Lambert-Eaton Myasthenic Syndrome (LEMS) Clinical Presentation
- Author: David E Stickler, MD; Chief Editor: Nicholas Lorenzo, MD, MHA, CPE more...
Symptoms of Lambert-Eaton myasthenic syndrome (LEMS) usually begin insidiously and progress slowly. Many patients have symptoms for months or years before the diagnosis is made. Weakness is the major symptom. Weak muscles may ache and are occasionally tender. Proximal muscles are more affected than distal muscles; lower extremity muscles are affected predominantly. Patients typically have difficulty rising from a chair, climbing stairs, and walking.
Increased temperatures from fever or the environment may worsen the weakness. Patients may experience transient worsening after hot baths and showers or during systemic illnesses.
The oropharyngeal and ocular muscles are mildly affected in about one quarter of cases of LEMS, with symptoms that may include ptosis, diplopia, and dysarthria, but they are usually not affected to the same extent or severity as in myasthenia gravis (MG). Differentiation between the 2 diseases may be difficult.
A study examining the localization of the initial muscle weakness and at the time of maximum severity in MG and LEMS patients found that patients with MG had initial muscle weakness involving the extraocular muscles (59%) and bulbar muscles (29%). Conversely, LEMS patients never presented initially with ocular weakness; 5% presented with bulbar weakness, and 95% presented with limb weakness. In fact, almost all LEMS patients with oculobulbar or proximal upper extremity weakness also have proximal lower extremity weakness.

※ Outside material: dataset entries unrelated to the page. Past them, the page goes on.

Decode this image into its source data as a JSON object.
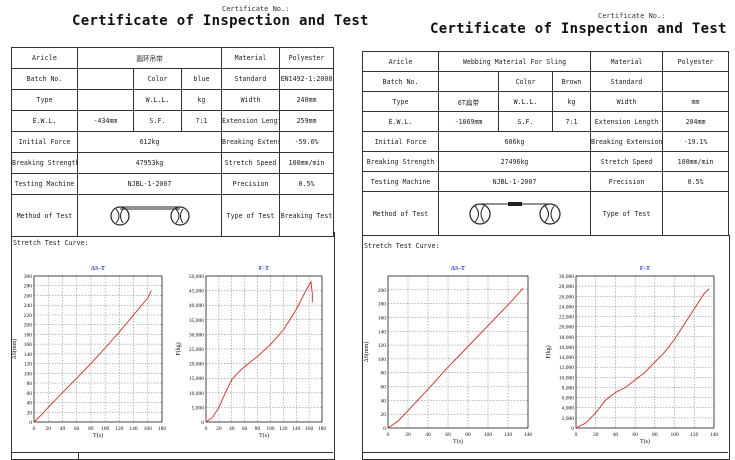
{
  "left": {
    "cert_no_label": "Certificate No.:",
    "title": "Certificate of Inspection and Test",
    "rows": {
      "article_label": "Aricle",
      "article_value": "圆环吊带",
      "material_label": "Material",
      "material_value": "Polyester",
      "batch_label": "Batch No.",
      "color_label": "Color",
      "color_value": "blue",
      "standard_label": "Standard",
      "standard_value": "EN1492-1:2008",
      "type_label": "Type",
      "wll_label": "W.L.L.",
      "wll_unit": "kg",
      "width_label": "Width",
      "width_value": "240mm",
      "el_label": "E.W.L.",
      "el_value": "-434mm",
      "sf_label": "S.F.",
      "sf_value": "7:1",
      "ext_length_label": "Extension Length",
      "ext_length_value": "259mm",
      "initial_force_label": "Initial Force",
      "initial_force_value": "612kg",
      "breaking_ext_label": "Breaking Extension",
      "breaking_ext_value": "-59.6%",
      "breaking_strength_label": "Breaking Strength",
      "breaking_strength_value": "47953kg",
      "stretch_speed_label": "Stretch Speed",
      "stretch_speed_value": "100mm/min",
      "machine_label": "Testing Machine",
      "machine_value": "NJBL-1-2007",
      "precision_label": "Precision",
      "precision_value": "0.5%",
      "method_label": "Method of Test",
      "type_of_test_label": "Type of Test",
      "type_of_test_value": "Breaking Test"
    },
    "stretch_label": "Stretch Test Curve:"
  },
  "right": {
    "cert_no_label": "Certificate No.:",
    "title": "Certificate of Inspection and Test",
    "rows": {
      "article_label": "Aricle",
      "article_value": "Webbing Material For Sling",
      "material_label": "Material",
      "material_value": "Polyester",
      "batch_label": "Batch No.",
      "color_label": "Color",
      "color_value": "Brown",
      "standard_label": "Standard",
      "standard_value": "",
      "type_label": "Type",
      "type_value": "6T扁带",
      "wll_label": "W.L.L.",
      "wll_unit": "kg",
      "width_label": "Width",
      "width_value": "mm",
      "el_label": "E.W.L.",
      "el_value": "-1069mm",
      "sf_label": "S.F.",
      "sf_value": "7:1",
      "ext_length_label": "Extension Length",
      "ext_length_value": "204mm",
      "initial_force_label": "Initial Force",
      "initial_force_value": "606kg",
      "breaking_ext_label": "Breaking Extension",
      "breaking_ext_value": "-19.1%",
      "breaking_strength_label": "Breaking Strength",
      "breaking_strength_value": "27496kg",
      "stretch_speed_label": "Stretch Speed",
      "stretch_speed_value": "100mm/min",
      "machine_label": "Testing Machine",
      "machine_value": "NJBL-1-2007",
      "precision_label": "Precision",
      "precision_value": "0.5%",
      "method_label": "Method of Test",
      "type_of_test_label": "Type of Test",
      "type_of_test_value": ""
    },
    "stretch_label": "Stretch Test Curve:"
  },
  "chart_data": [
    {
      "type": "line",
      "title": "ΔS-T",
      "xlabel": "T(s)",
      "ylabel": "ΔS(mm)",
      "xlim": [
        0,
        180
      ],
      "ylim": [
        0,
        300
      ],
      "xticks": [
        0,
        20,
        40,
        60,
        80,
        100,
        120,
        140,
        160,
        180
      ],
      "yticks": [
        0,
        20,
        40,
        60,
        80,
        100,
        120,
        140,
        160,
        180,
        200,
        220,
        240,
        260,
        280,
        300
      ],
      "ytick_labels": [
        "0",
        "20",
        "40",
        "60",
        "80",
        "100",
        "120",
        "140",
        "160",
        "180",
        "200",
        "220",
        "240",
        "260",
        "280",
        "300"
      ],
      "color": "#e0261c",
      "x": [
        0,
        10,
        20,
        40,
        60,
        80,
        100,
        120,
        140,
        160,
        165
      ],
      "y": [
        0,
        14,
        30,
        60,
        90,
        120,
        152,
        185,
        220,
        255,
        270
      ]
    },
    {
      "type": "line",
      "title": "F-T",
      "xlabel": "T(s)",
      "ylabel": "F(kg)",
      "xlim": [
        0,
        180
      ],
      "ylim": [
        0,
        50000
      ],
      "xticks": [
        0,
        20,
        40,
        60,
        80,
        100,
        120,
        140,
        160,
        180
      ],
      "yticks": [
        0,
        5000,
        10000,
        15000,
        20000,
        25000,
        30000,
        35000,
        40000,
        45000,
        50000
      ],
      "ytick_labels": [
        "0",
        "5,000",
        "10,000",
        "15,000",
        "20,000",
        "25,000",
        "30,000",
        "35,000",
        "40,000",
        "45,000",
        "50,000"
      ],
      "color": "#e0261c",
      "x": [
        0,
        10,
        20,
        30,
        40,
        50,
        60,
        80,
        100,
        120,
        140,
        155,
        163,
        165,
        165
      ],
      "y": [
        0,
        1500,
        5000,
        10000,
        14500,
        17000,
        19000,
        22500,
        26500,
        31500,
        38500,
        45000,
        48000,
        44000,
        41000
      ]
    },
    {
      "type": "line",
      "title": "ΔS-T",
      "xlabel": "T(s)",
      "ylabel": "ΔS(mm)",
      "xlim": [
        0,
        140
      ],
      "ylim": [
        0,
        220
      ],
      "xticks": [
        0,
        20,
        40,
        60,
        80,
        100,
        120,
        140
      ],
      "yticks": [
        0,
        20,
        40,
        60,
        80,
        100,
        120,
        140,
        160,
        180,
        200,
        220
      ],
      "ytick_labels": [
        "0",
        "20",
        "40",
        "60",
        "80",
        "100",
        "120",
        "140",
        "160",
        "180",
        "200",
        ""
      ],
      "color": "#e0261c",
      "x": [
        0,
        10,
        20,
        40,
        60,
        80,
        100,
        120,
        135
      ],
      "y": [
        0,
        10,
        25,
        56,
        88,
        118,
        148,
        178,
        202
      ]
    },
    {
      "type": "line",
      "title": "F-T",
      "xlabel": "T(s)",
      "ylabel": "F(kg)",
      "xlim": [
        0,
        140
      ],
      "ylim": [
        0,
        30000
      ],
      "xticks": [
        0,
        20,
        40,
        60,
        80,
        100,
        120,
        140
      ],
      "yticks": [
        0,
        2000,
        4000,
        6000,
        8000,
        10000,
        12000,
        14000,
        16000,
        18000,
        20000,
        22000,
        24000,
        26000,
        28000,
        30000
      ],
      "ytick_labels": [
        "0",
        "2,000",
        "4,000",
        "6,000",
        "8,000",
        "10,000",
        "12,000",
        "14,000",
        "16,000",
        "18,000",
        "20,000",
        "22,000",
        "24,000",
        "26,000",
        "28,000",
        "30,000"
      ],
      "color": "#e0261c",
      "x": [
        0,
        10,
        20,
        30,
        40,
        50,
        60,
        70,
        80,
        90,
        100,
        110,
        120,
        130,
        135
      ],
      "y": [
        0,
        1000,
        3000,
        5500,
        7000,
        8000,
        9500,
        11000,
        13000,
        15000,
        17500,
        20500,
        23500,
        26500,
        27500
      ]
    }
  ]
}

In contrast, a significant portion of patients with MG never progress past weakness in the extraocular muscles. At the point of maximum weakness, 25% of patients with MG had purely ocular involvement, and there were no patients with LEMS who had only ocular involvement.
Respiratory muscles are not usually affected. When respiratory muscle function often is involved, the involvement is usually not as severe as with MG. However, rare cases of severe respiratory compromise or respiratory failure have been reported in patients with LEMS. Acute respiratory compromise is the most significant complication of LEMS and the only one that is relevant in the emergency setting. It is usually of iatrogenic origin.

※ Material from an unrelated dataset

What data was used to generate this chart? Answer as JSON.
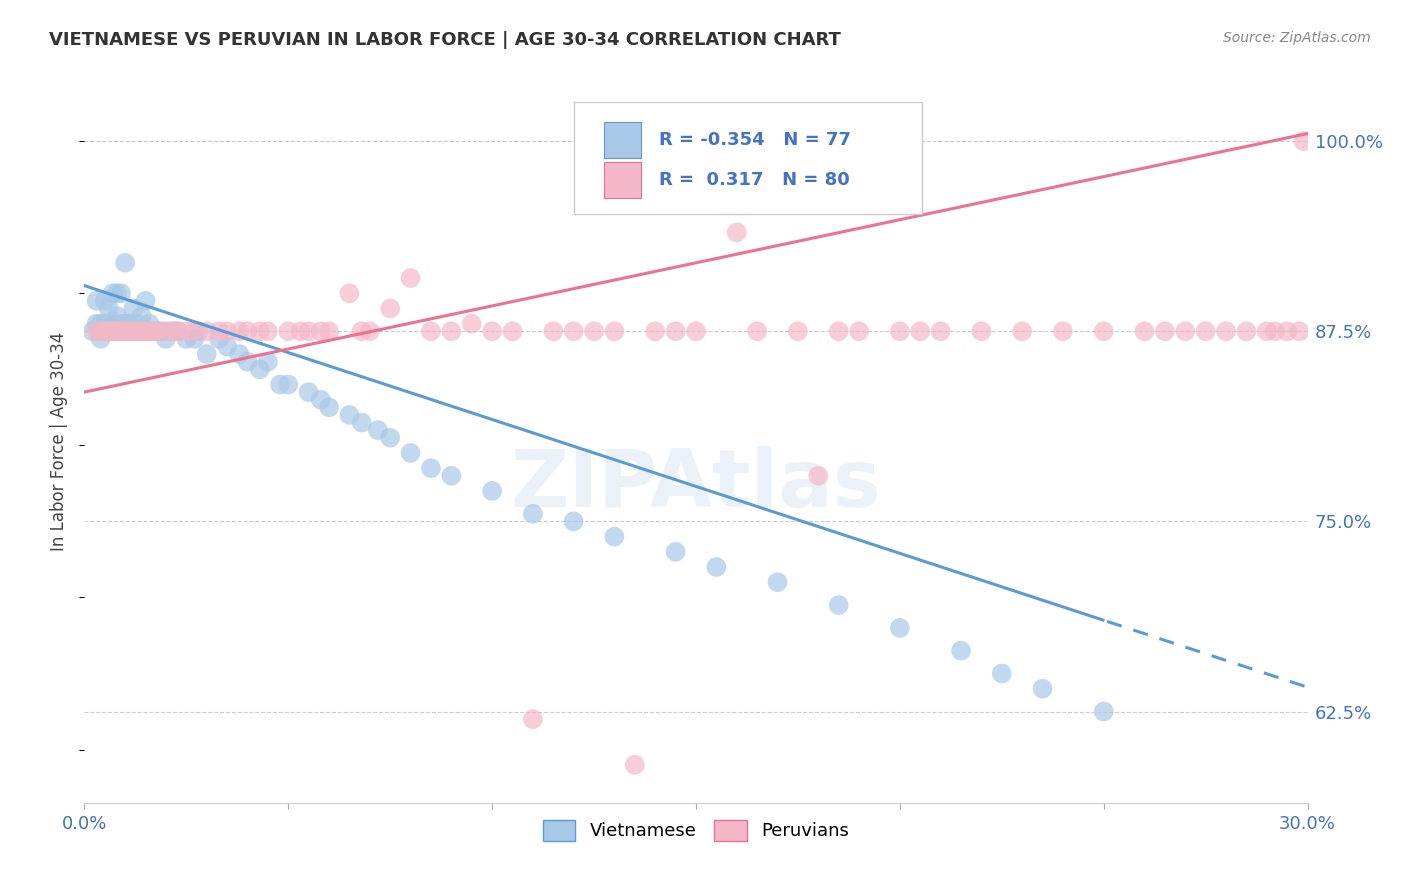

Most patients have a dry mouth, which frequently precedes other symptoms of LEMS. (Many do not mention this unless specifically questioned.) Many patients report an unpleasant metallic taste. Some patients have other manifestations of autonomic dysfunction, including impotence in males and postural hypotension.
LEMS may be discovered first when prolonged paralysis follows the use of neuromuscular blocking agents during surgery.
Exacerbation of weakness has been described after administration of aminoglycoside or fluoroquinolone antibiotics, magnesium, calcium channel blockers, and iodinated intravenous contrast agents.
Cancer and LEMS
Cancer is present or subsequently discovered in 50-70% of patients with LEMS. In the case of lung cancer, the clinical symptoms of LEMS may precede detection of the underlying disease. Symptoms of the underlying cancer, as well as the “B” symptoms of cancer, may be present.
Smoking and age at onset are major risk factors for cancer in patients with LEMS. Duration of symptoms is also a factor. If a tumor is not found within the first 2 years after symptom onset, cancer is unlikely. For example, a patient younger than 50 years at onset who does not have a tumor discovered after 2 years of close follow-up is unlikely to have an underlying cancer. On the other hand, a long-term smoker with LEMS onset after age 50 years probably has underlying lung cancer.
Strength is usually reduced in proximal muscles of the legs and arms, producing a waddling gait and difficulty elevating the arms. The degree of weakness is usually mild, compared with that reported by the patient. Sensory examination is normal unless a coincident peripheral neuropathy is present, which is not uncommon in patients with underlying cancer.
Some degree of eyelid ptosis or diplopia, usually mild, is found in 25% of patients. Occasionally, difficulty chewing, dysphagia, or dysarthria is present. Most patients have a dry mouth, eyes, or skin. Constipation, urinary retention, pupillary constriction, sweating, postural hypotension, or respiratory muscle weakness may be present. Clinical manifestations of underlying malignancy (eg, cachexia) may be present. Fasciculations, common in diseases of the anterior horn cell, such as amyotrophic lateral sclerosis (ALS), are absent.
In some patients, strength may improve after exercise and then weaken as activity is sustained. This phenomenon is demonstrable in approximately half of all patients with LEMS. It can also occur in the proximal muscles of patients with MG; however, repeated testing of many separate muscle groups may differentiate the 2 diseases.
Reflexes usually are reduced or absent in LEMS. They can frequently be provoked or increased by having the patient actively contract the muscle group in question for 10 seconds prior to reflex testing or by repeatedly tapping the muscles. An increase in reflex activity after contraction is a hallmark of LEMS.